El hombre salió, agachándose bajo el dintel, y Melathys, antes de seguir hablando, llenó el jarro de madera con un áspero vino que estaba en una botija de piel de cabra que colgaba de la pared.

—Pero no se sigue a partir de Zeray. Todos los viajes terminan aquí. Muchos, cuando llegan por primera vez, creen que podrán cruzar el Telthearna, pero ninguno, dentro de lo que yo sé, lo ha hecho. La corriente de la mitad del río es horriblemente fuerte y dos kilómetros más abajo está la Garganta de Beril, de la cual nadie puede salir vivo en medio de las caídas y las rocas despedazadas.

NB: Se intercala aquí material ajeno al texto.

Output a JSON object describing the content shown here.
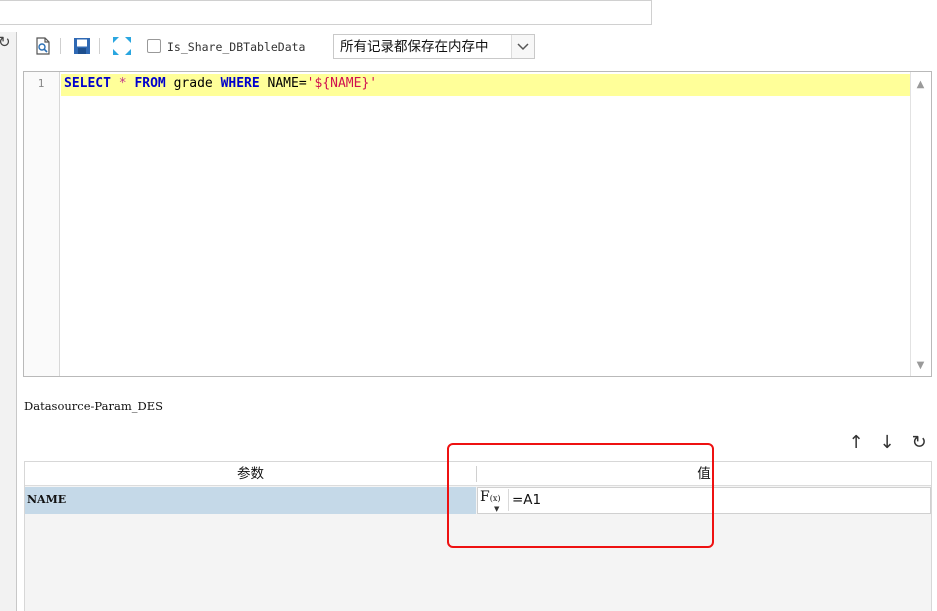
{
  "dataset_name_value": "",
  "toolbar": {
    "refresh_icon": "refresh-icon",
    "preview_icon": "preview-icon",
    "save_icon": "save-icon",
    "expand_icon": "expand-icon",
    "share_checkbox_label": "Is_Share_DBTableData",
    "share_checked": false,
    "storage_mode_selected": "所有记录都保存在内存中"
  },
  "editor": {
    "line_number": "1",
    "sql_tokens": {
      "select": "SELECT",
      "star": " * ",
      "from": "FROM",
      "table": " grade ",
      "where": "WHERE",
      "cond": " NAME=",
      "param": "'${NAME}'"
    },
    "highlight_color": "#ffff99"
  },
  "datasource_label": "Datasource-Param_DES",
  "param_toolbar": {
    "up_icon": "arrow-up-icon",
    "down_icon": "arrow-down-icon",
    "refresh_icon": "refresh-icon"
  },
  "param_table": {
    "headers": [
      "参数",
      "值"
    ],
    "rows": [
      {
        "name": "NAME",
        "value": "=A1"
      }
    ],
    "selected_row_color": "#c5d9e8"
  },
  "annotation": {
    "color": "#ee1111"
  }
}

—¿Nadie toma el camino de tierra?

—En la provincia de Kabin, si se sabe que un hombre ha cruzado el Vrako desde el Este, se lo mata o se lo obliga a volver.

—Lo puedo creer.

—Al Norte de aquí, cincuenta o sesenta kilómetros corriente arriba, las montañas bajan casi hasta la orilla. Hay una quebrada, Linsho, la llaman, de un ancho de no más de ochocientos metros. Los que viven allí hacen pagar a los viajeros un peaje antes de dejarlos proseguir. Muchos pagaron todo lo que poseían por llegar al Sur, pero ¿quién podría pagar por ir al Norte?

—¿Nadie?

—Kelderek: veo que no sabes nada de Zeray. Zeray es una roca a la que los hombres se aferran por poco tiempo antes de que la muerte los arrastre. No tienen hogares ni pasado ni futuro, ni esperanza, ni honor, ni dinero. Somos ricos de vergüenza y de nada más. En una ocasión yo vendí mi cuerpo por tres huevos y un vaso de vino. En un principio fueron dos huevos, pero me impuse en el regateo. Conocí a un hombre al que mataron por una moneda de plata y que resultó sin valor para el asesino, porque no la pudo comer, ni gastar, ni usar como arma. No hay mercado en Zeray, no hay sacerdote, ni panadero, ni zapatero. Los hombres cazan cuervos vivos y los crían para comerlos. Cuando yo llegué, el comercio no existía. Aun ahora existe a cuenta gotas, como habré de explicarte. Un grito en la noche pasa inadvertido y las posesiones que un hombre tiene las debe llevar de un lado a otro: no las puede dejar en el suelo.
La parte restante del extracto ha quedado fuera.